As every math teacher readily admits, cheating is rampant. The most “resourceful” students have long been able to share answers with classmates or find solutions online (hi, Chegg!), but new camera-based apps like PhotoMath and Mathway have driven cheating to a whole new new level.

With millions of users and glowing reviews, PhotoMath is the #1 most popular education app on Apple’s App Store.

In some ways, it’s like magic: just take a photo of your math problem and, instantly, you are provided with a step-by-step solution that you can pass off as your own. Of course, students love it.

As a review from RainbowUnicornPFU said:

In a desperate search of the internet, I found this app. It’s the best thing that’s ever happened to me. It not only gives you the answer, but gives you a clear step-by-step explanation. It can solve ANYTHING! Thinking that this app is simply too good to be true, I was expecting tones of ads and payed special features, but no, this app is ad-less and COMPLETELY FREE!!! WOW!!! Thank you to whoever created this app, you are an angel sent from god himself!

With the snap of a photo, PhotoMath will instantly give students a step-by-step solution to almost any problem. As a premium feature, they even provide granular access to solutions for every popular math textbook in the US.

Contrary to popular student belief, math teachers are not evil—and they certainly don’t enjoy spending hours grading assignments. If they assign a lot of homework, it’s because practice is essential for learning new concepts.

By offering students an easy way out, PhotoMath threatens that learning process and undermines the teacher’s entire curriculum. The unfairness of this tool can not be overstated.

How to stop it?

Fortunately, all hope is not lost. There is a solution.

The same advances in technology that enable PhotoMath to help students also enable new tools and counter-measures to help teachers.

Over the summer, my friends and I (former employees at Google, Facebook, and Uber) built a free website called edia.app to help math teachers create and grade digital assignments in less than one minute.
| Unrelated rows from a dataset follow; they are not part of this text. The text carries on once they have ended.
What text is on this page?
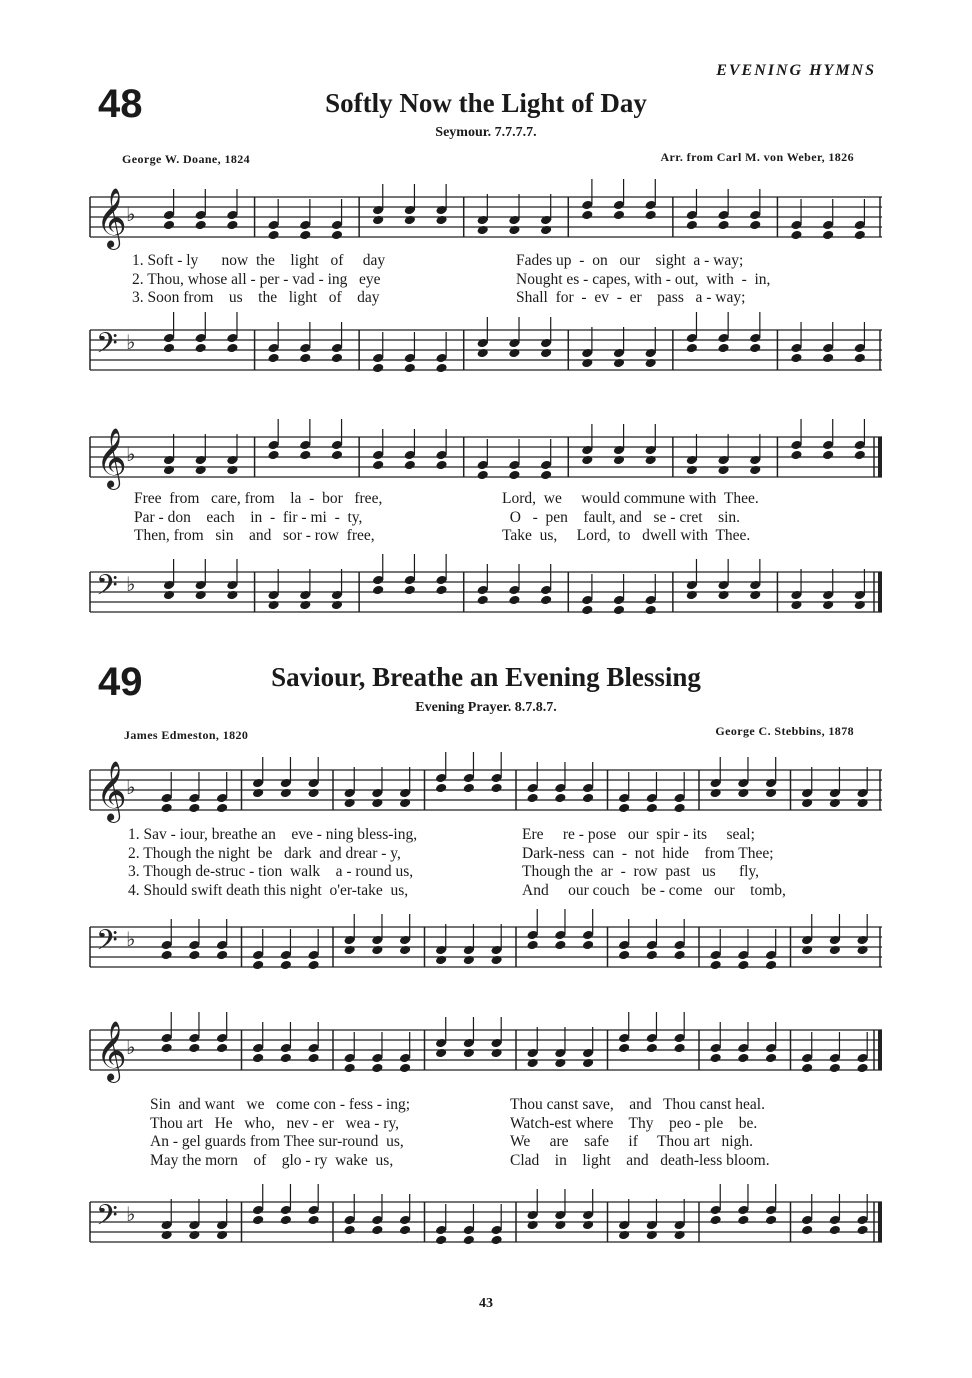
EVENING HYMNS
48	Softly Now the Light of Day
Seymour. 7.7.7.7.
George W. Doane, 1824	Arr. from Carl M. von Weber, 1826
𝄞 ♭
1. Soft - ly      now  the    light   of     day
2. Thou, whose all - per - vad - ing   eye
3. Soon from    us    the   light   of    day
Fades up  -  on   our    sight  a - way;
Nought es - capes, with - out,  with  -  in,
Shall  for  -  ev  -  er    pass   a - way;
𝄢 ♭
𝄞 ♭
Free  from   care, from    la  -  bor   free,
Par - don    each    in  -  fir - mi  -  ty,
Then, from   sin    and   sor - row  free,
Lord,  we     would commune with  Thee.
O   -  pen    fault, and   se - cret    sin.
Take  us,     Lord,  to   dwell with  Thee.
𝄢 ♭
49	Saviour, Breathe an Evening Blessing
Evening Prayer. 8.7.8.7.
James Edmeston, 1820	George C. Stebbins, 1878
𝄞 ♭
1. Sav - iour, breathe an    eve - ning bless-ing,
2. Though the night  be   dark  and drear - y,
3. Though de-struc - tion  walk    a - round us,
4. Should swift death this night  o'er-take  us,
Ere     re - pose   our  spir - its     seal;
Dark-ness  can  -  not  hide    from Thee;
Though the  ar  -  row  past   us      fly,
And     our couch   be - come   our    tomb,
𝄢 ♭
𝄞 ♭
Sin  and want   we   come con - fess - ing;
Thou art   He   who,   nev - er   wea - ry,
An - gel guards from Thee sur-round  us,
May the morn    of    glo - ry  wake  us,
Thou canst save,    and   Thou canst heal.
Watch-est where    Thy    peo - ple    be.
We     are    safe     if     Thou art   nigh.
Clad    in    light    and   death-less bloom.
𝄢 ♭
43
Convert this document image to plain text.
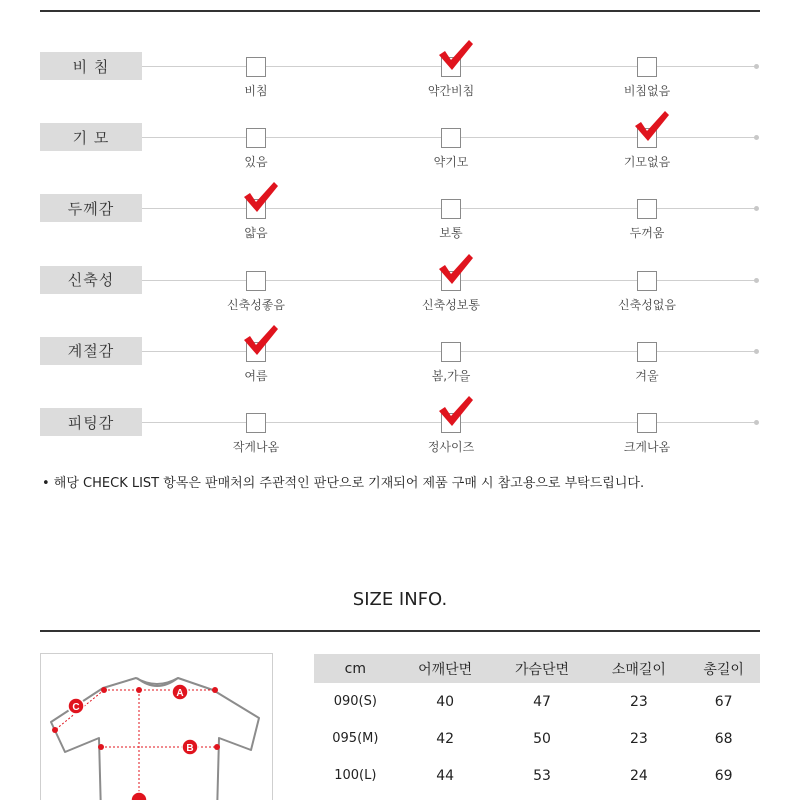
비 침
비침	약간비침	비침없음
기 모
있음	약기모	기모없음
두께감
얇음	보통	두꺼움
신축성
신축성좋음	신축성보통	신축성없음
계절감
여름	봄,가을	겨울
피팅감
작게나옴	정사이즈	크게나옴
• 해당 CHECK LIST 항목은 판매처의 주관적인 판단으로 기재되어 제품 구매 시 참고용으로 부탁드립니다.
SIZE INFO.
A
B
C
cm	어깨단면	가슴단면	소매길이	총길이
090(S)	40	47	23	67
095(M)	42	50	23	68
100(L)	44	53	24	69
The website is completely free and very easy to use. Just select a select, customize your assignment, and then we’ll generate unique questions for every student and auto-grade their responses.

Step#1: Select a lesson

Select questions to add to your Edia assignment
Choose from 900+ CCSS lessons in Pre-Algebra, Algebra 1, Geometry, Algebra 2, and Precalculus

Step #2: Customize your assignment

Customize your assignment for homework, quizzes, or warmups
It only takes a minute to customize your assignment

Step #3: Auto-grade student responses

See immediate feedback on every question
Students see immediate feedback on every question along with a customized explanation for how to solve the problem, and teachers save time on grading.
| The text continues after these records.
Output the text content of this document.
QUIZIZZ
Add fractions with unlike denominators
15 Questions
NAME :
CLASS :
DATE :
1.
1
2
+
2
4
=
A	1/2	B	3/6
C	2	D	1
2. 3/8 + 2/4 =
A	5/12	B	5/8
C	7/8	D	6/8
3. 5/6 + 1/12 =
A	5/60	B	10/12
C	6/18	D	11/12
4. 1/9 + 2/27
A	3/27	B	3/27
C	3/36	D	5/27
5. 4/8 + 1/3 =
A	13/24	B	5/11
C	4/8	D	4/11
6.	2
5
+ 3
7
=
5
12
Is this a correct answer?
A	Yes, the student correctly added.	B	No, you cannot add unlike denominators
We launched edia.app in August and already hundreds of math teachers are using the website for remote learning activities and homework. However, when we learned about PhotoMath and the challenge it presented to teachers, we knew that we had to do something.

So we did.

Last week, we released a powerful anti-cheating mode to thwart PhotoMath. It’s already our most popular feature. Take a look:

Student tries to use PhotoMath against Edia, but it doesn’t work.
PhotoMath fails against Edia’s anti-cheating features

WHOA!! How do we do this? What’s happening? Well, I’ll explain :-)

In broad outlines, PhotoMath goes through three steps to turn a picture of a math problem into a step-by-step solution:

  1. First, it uses a specially modified type of text recognition system to convert a student’s image into text input that a computer can understand.
  2. Second, it then classifies that text into a math problem—e.g. 5a⁷b³ * 4a²b⁹ is a multiplying monomials question.
  3. Finally, it uses a math-solver API which finds the complete solution and shows students the steps needed to get there.

Our solution works by thwarting PhotoMath from the start. Edia’s anti-cheating mode adds a special, colored background to problems that makes it hard for PhotoMath to “see” the question. As a result, PhotoMath has no idea what to do.

Student tries to use PhotoMath against Edia, but it doesn’t work.

But that’s not all—we’ve also built questions that are inherently hard for PhotoMath to understand, even if it can read the text. These include word problems and open-ended questions like “Give an example of a line which only passes through two quadrants”.

A question on Edia which is inherently difficult to cheat

Resilient students will always find a way to cheat, but we hope that new technologies can help teachers just as much as they seem to be helping students.

The cat and mouse game continues. Your move, PhotoMath!